Let's choose `area`, `sub_area`, `property_type`, and `strata_type` to investigate.  
We can use the `unique()` function on the categorical columns to see the different categories.

In [None]:
print(df['area'].unique())
print(df['sub_area'].unique())
print(df['property_type'].unique())
print(df['strata_type'].unique())

### There are **2** `area`, **39** `sub_area`, **7** `property_type` and **8** `strata_type` categories.  

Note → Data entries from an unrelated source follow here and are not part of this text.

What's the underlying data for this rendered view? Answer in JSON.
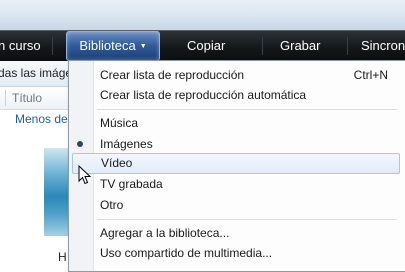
{
  "nav": {
    "items": [
      {
        "label": "n curso"
      },
      {
        "label": "Biblioteca"
      },
      {
        "label": "Copiar"
      },
      {
        "label": "Grabar"
      },
      {
        "label": "Sincroni"
      }
    ]
  },
  "left_pane": {
    "toolbar_text": "das las imágen",
    "column_header": "Título",
    "link": "Menos de",
    "thumb_caption": "H"
  },
  "menu": {
    "items": [
      {
        "label": "Crear lista de reproducción",
        "shortcut": "Ctrl+N"
      },
      {
        "label": "Crear lista de reproducción automática"
      },
      {
        "label": "Música"
      },
      {
        "label": "Imágenes",
        "selected": true
      },
      {
        "label": "Vídeo",
        "highlighted": true
      },
      {
        "label": "TV grabada"
      },
      {
        "label": "Otro"
      },
      {
        "label": "Agregar a la biblioteca..."
      },
      {
        "label": "Uso compartido de multimedia..."
      }
    ]
  },
  "colors": {
    "nav_bg": "#15181b",
    "nav_active": "#2f5a98",
    "menu_highlight_border": "#a9c6ea",
    "link": "#1d5fa8"
  },
  "icons": [
    "chevron-down-icon",
    "radio-dot-icon",
    "mouse-pointer-icon"
  ]
}
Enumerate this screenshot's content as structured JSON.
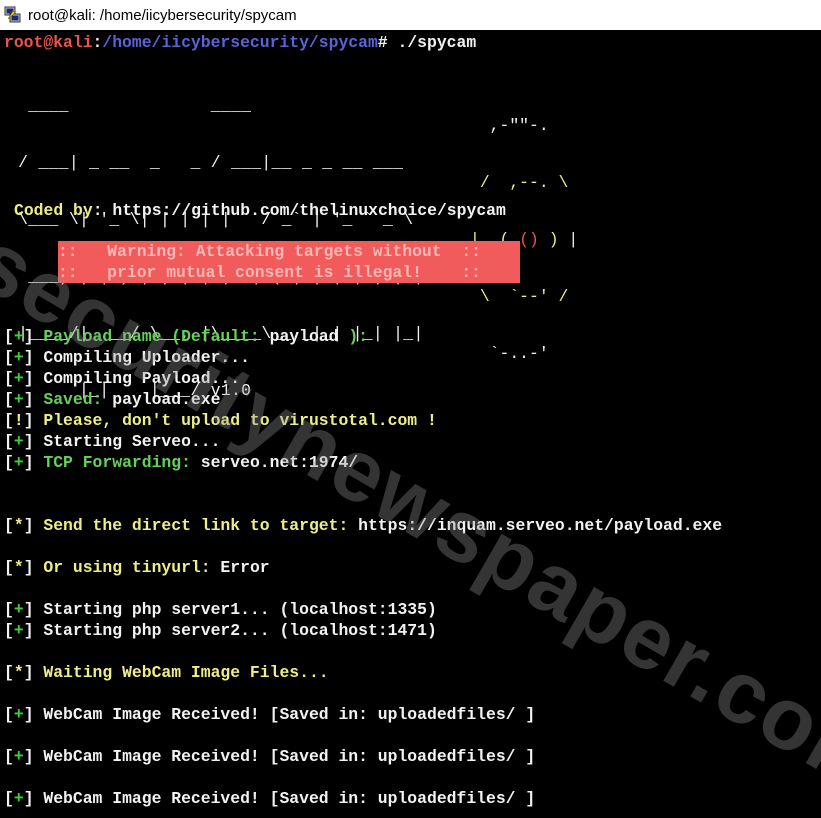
{
  "window": {
    "title": "root@kali: /home/iicybersecurity/spycam",
    "icon": "putty-icon"
  },
  "prompt": {
    "user_host": "root@kali",
    "separator": ":",
    "path": "/home/iicybersecurity/spycam",
    "symbol": "#",
    "command": " ./spycam"
  },
  "banner": {
    "ascii": [
      "  ____              ____",
      " / ___| _ __  _   _ / ___|__ _ _ __ ___",
      " \\___ \\| '_ \\| | | | |   / _` | '_ ` _ \\",
      "  ___) | |_) | |_| | |__| (_| | | | | | |",
      " |____/| .__/ \\__, |\\____\\__,_|_| |_| |_|",
      "       |_|    |___/ v1.0"
    ],
    "camera": [
      "  ,-\"\"-.",
      " /  ,--. \\",
      "|  ( () ) |",
      " \\  `--' /",
      "  `-..-'"
    ],
    "version": "v1.0"
  },
  "coded_by": {
    "label": "Coded by",
    "separator": ":",
    "url": " https://github.com/thelinuxchoice/spycam"
  },
  "warning": {
    "line1": "::   Warning: Attacking targets without  ::",
    "line2": "::   prior mutual consent is illegal!    ::"
  },
  "output": [
    {
      "marker": "+",
      "label": "Payload name (Default:",
      "value": " payload ",
      "tail": "):",
      "label_color": "green"
    },
    {
      "marker": "+",
      "text": "Compiling Uploader..."
    },
    {
      "marker": "+",
      "text": "Compiling Payload..."
    },
    {
      "marker": "+",
      "label": "Saved:",
      "value": " payload.exe",
      "label_color": "green"
    },
    {
      "marker": "!",
      "text": "Please, don't upload to virustotal.com !",
      "color": "yellow"
    },
    {
      "marker": "+",
      "text": "Starting Serveo..."
    },
    {
      "marker": "+",
      "label": "TCP Forwarding:",
      "value": " serveo.net:1974/",
      "label_color": "green"
    },
    {
      "marker": "*",
      "label": "Send the direct link to target:",
      "value": " https://inquam.serveo.net/payload.exe",
      "label_color": "yellow"
    },
    {
      "marker": "*",
      "label": "Or using tinyurl:",
      "value": " Error",
      "label_color": "yellow"
    },
    {
      "marker": "+",
      "text": "Starting php server1... (localhost:1335)"
    },
    {
      "marker": "+",
      "text": "Starting php server2... (localhost:1471)"
    },
    {
      "marker": "*",
      "text": "Waiting WebCam Image Files...",
      "color": "yellow"
    },
    {
      "marker": "+",
      "text": "WebCam Image Received! [Saved in: uploadedfiles/ ]"
    },
    {
      "marker": "+",
      "text": "WebCam Image Received! [Saved in: uploadedfiles/ ]"
    },
    {
      "marker": "+",
      "text": "WebCam Image Received! [Saved in: uploadedfiles/ ]"
    }
  ],
  "watermark": "securitynewspaper.com",
  "colors": {
    "prompt_user": "#e8544f",
    "prompt_path": "#5a63d8",
    "green": "#67d05a",
    "yellow": "#eded8a",
    "warning_bg": "#f25b5b"
  }
}
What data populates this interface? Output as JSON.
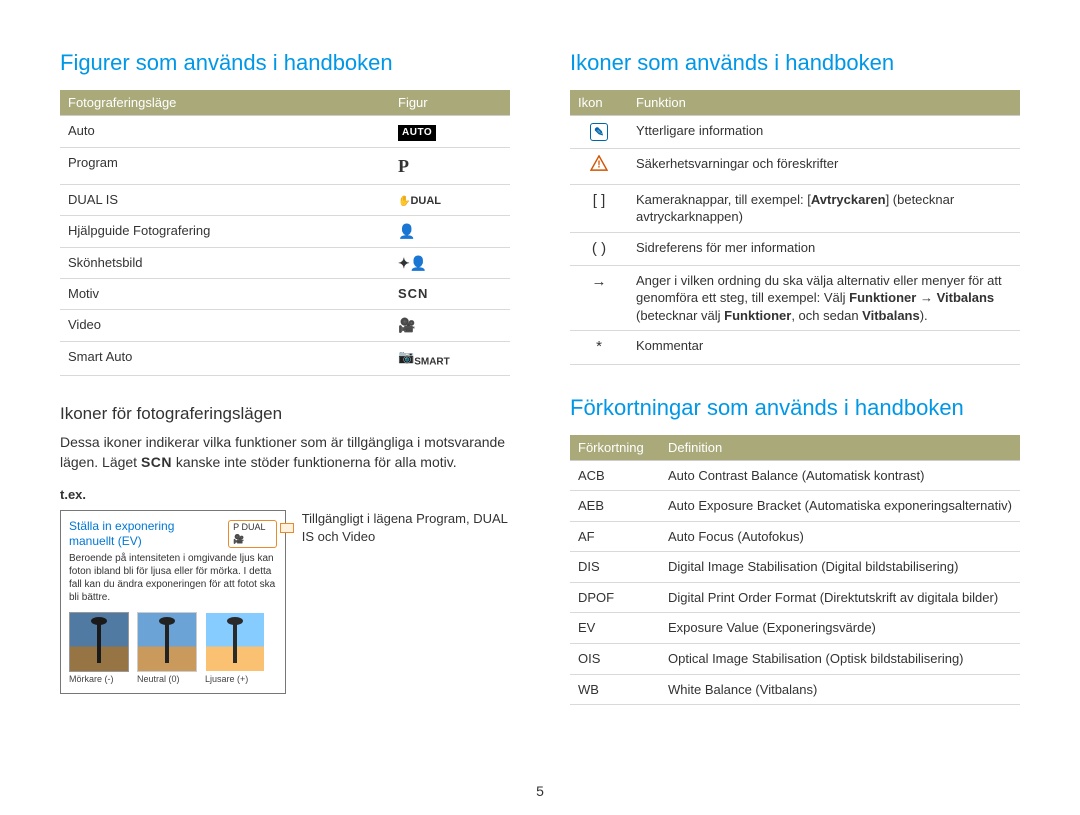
{
  "page_number": "5",
  "left": {
    "heading": "Figurer som används i handboken",
    "mode_table": {
      "headers": [
        "Fotograferingsläge",
        "Figur"
      ],
      "rows": [
        {
          "mode": "Auto",
          "figure": "AUTO",
          "icon": "auto"
        },
        {
          "mode": "Program",
          "figure": "P",
          "icon": "p"
        },
        {
          "mode": "DUAL IS",
          "figure": "DUAL",
          "icon": "dual"
        },
        {
          "mode": "Hjälpguide Fotografering",
          "figure": "",
          "icon": "guide"
        },
        {
          "mode": "Skönhetsbild",
          "figure": "",
          "icon": "beauty"
        },
        {
          "mode": "Motiv",
          "figure": "SCN",
          "icon": "scn"
        },
        {
          "mode": "Video",
          "figure": "",
          "icon": "video"
        },
        {
          "mode": "Smart Auto",
          "figure": "SMART",
          "icon": "smart"
        }
      ]
    },
    "sub": {
      "heading": "Ikoner för fotograferingslägen",
      "para_a": "Dessa ikoner indikerar vilka funktioner som är tillgängliga i motsvarande lägen. Läget ",
      "scn": "SCN",
      "para_b": " kanske inte stöder funktionerna för alla motiv.",
      "tex": "t.ex.",
      "ex_title": "Ställa in exponering manuellt (EV)",
      "ex_badge": "P DUAL",
      "ex_desc": "Beroende på intensiteten i omgivande ljus kan foton ibland bli för ljusa eller för mörka. I detta fall kan du ändra exponeringen för att fotot ska bli bättre.",
      "thumbs": [
        "Mörkare (-)",
        "Neutral (0)",
        "Ljusare (+)"
      ],
      "side": "Tillgängligt i lägena Program, DUAL IS och Video"
    }
  },
  "right": {
    "heading_icons": "Ikoner som används i handboken",
    "icon_table": {
      "headers": [
        "Ikon",
        "Funktion"
      ],
      "rows": [
        {
          "icon": "info",
          "glyph": "✎",
          "text": "Ytterligare information"
        },
        {
          "icon": "warn",
          "glyph": "!",
          "text": "Säkerhetsvarningar och föreskrifter"
        },
        {
          "icon": "brackets",
          "glyph": "[ ]",
          "text_pre": "Kameraknappar, till exempel: [",
          "bold1": "Avtryckaren",
          "text_post": "] (betecknar avtryckarknappen)"
        },
        {
          "icon": "paren",
          "glyph": "( )",
          "text": "Sidreferens för mer information"
        },
        {
          "icon": "arrow",
          "glyph": "→",
          "text_a": "Anger i vilken ordning du ska välja alternativ eller menyer för att genomföra ett steg, till exempel: Välj ",
          "bold1": "Funktioner",
          "arrow": " → ",
          "bold2": "Vitbalans",
          "text_b": " (betecknar välj ",
          "bold3": "Funktioner",
          "text_c": ", och sedan ",
          "bold4": "Vitbalans",
          "text_d": ")."
        },
        {
          "icon": "star",
          "glyph": "*",
          "text": "Kommentar"
        }
      ]
    },
    "heading_abbr": "Förkortningar som används i handboken",
    "abbr_table": {
      "headers": [
        "Förkortning",
        "Definition"
      ],
      "rows": [
        {
          "abbr": "ACB",
          "def": "Auto Contrast Balance (Automatisk kontrast)"
        },
        {
          "abbr": "AEB",
          "def": "Auto Exposure Bracket (Automatiska exponeringsalternativ)"
        },
        {
          "abbr": "AF",
          "def": "Auto Focus (Autofokus)"
        },
        {
          "abbr": "DIS",
          "def": "Digital Image Stabilisation (Digital bildstabilisering)"
        },
        {
          "abbr": "DPOF",
          "def": "Digital Print Order Format (Direktutskrift av digitala bilder)"
        },
        {
          "abbr": "EV",
          "def": "Exposure Value (Exponeringsvärde)"
        },
        {
          "abbr": "OIS",
          "def": "Optical Image Stabilisation (Optisk bildstabilisering)"
        },
        {
          "abbr": "WB",
          "def": "White Balance (Vitbalans)"
        }
      ]
    }
  }
}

Visualize these 4 categories as box plots.  
We use the `pandas.melt()` function to flatten our variables into a single column so we can plot.  
The result of using `melt()` is most easily understood by displaying the result.

In [None]:
vars_to_analyze = ['area', 'sub_area', 'property_type', 'strata_type']
df_melt = pd.melt(df, id_vars=['price'], value_vars=vars_to_analyze)
for var in vars_to_analyze:
    df_var = df_melt[df_melt['variable'] == var]
    sns.boxplot(x=df_var['value'], y=df_var['price'])
    x=plt.xticks(rotation=90)
    plt.title(var)
    plt.show()

## Analysis of variance (ANOVA)
We use ANOVA to explore how much variance occurs **between** groups (ie. *[price vs sub_area]* vs *[price vs area]* vs *[price vs property_type]* vs *[price vs strata_type]*) versus how much variance occurs **within** each group (ie *price vs sub_area* alone).  
In the end this tells us is how useful it will be to group `price` into these 4 groups (and if including each variable in our model is useful to us).  
Here's a quick YouTube video that may better explain ANOVA:  

In [None]:
from IPython.display import YouTubeVideo
YouTubeVideo(id='ITf4vHhyGpc')

In [None]:
def anova(df):
    anv = pd.DataFrame()
    anv['feature'] = vars_to_analyze
    pvals = []
    for c in vars_to_analyze:
        samples = []
        for cls in df[c].unique():
            s = df[df[c] == cls]['price'].values
            samples.append(s)
        try:
            pval = stats.f_oneway(*samples)[1]
        except Exception as e:
            pval=None
        finally:
            pvals.append(pval)
    anv['pval'] = pvals
    return anv.sort_values('pval')

a = anova(df)
a['disparity'] = np.log(1./a['pval'].values)
sns.barplot(data=a, x='feature', y='disparity')
x=plt.xticks(rotation=90)

This gives us a rough estimate of effect each variable will have on our model. It makes intuitive sense that `sub_area` is highest since a home in Point Grey is likely to be more expensive than one in Grandview. 

## Hopefully the EDA has improved our intuition about the dataset. Now we can move onto data cleaning!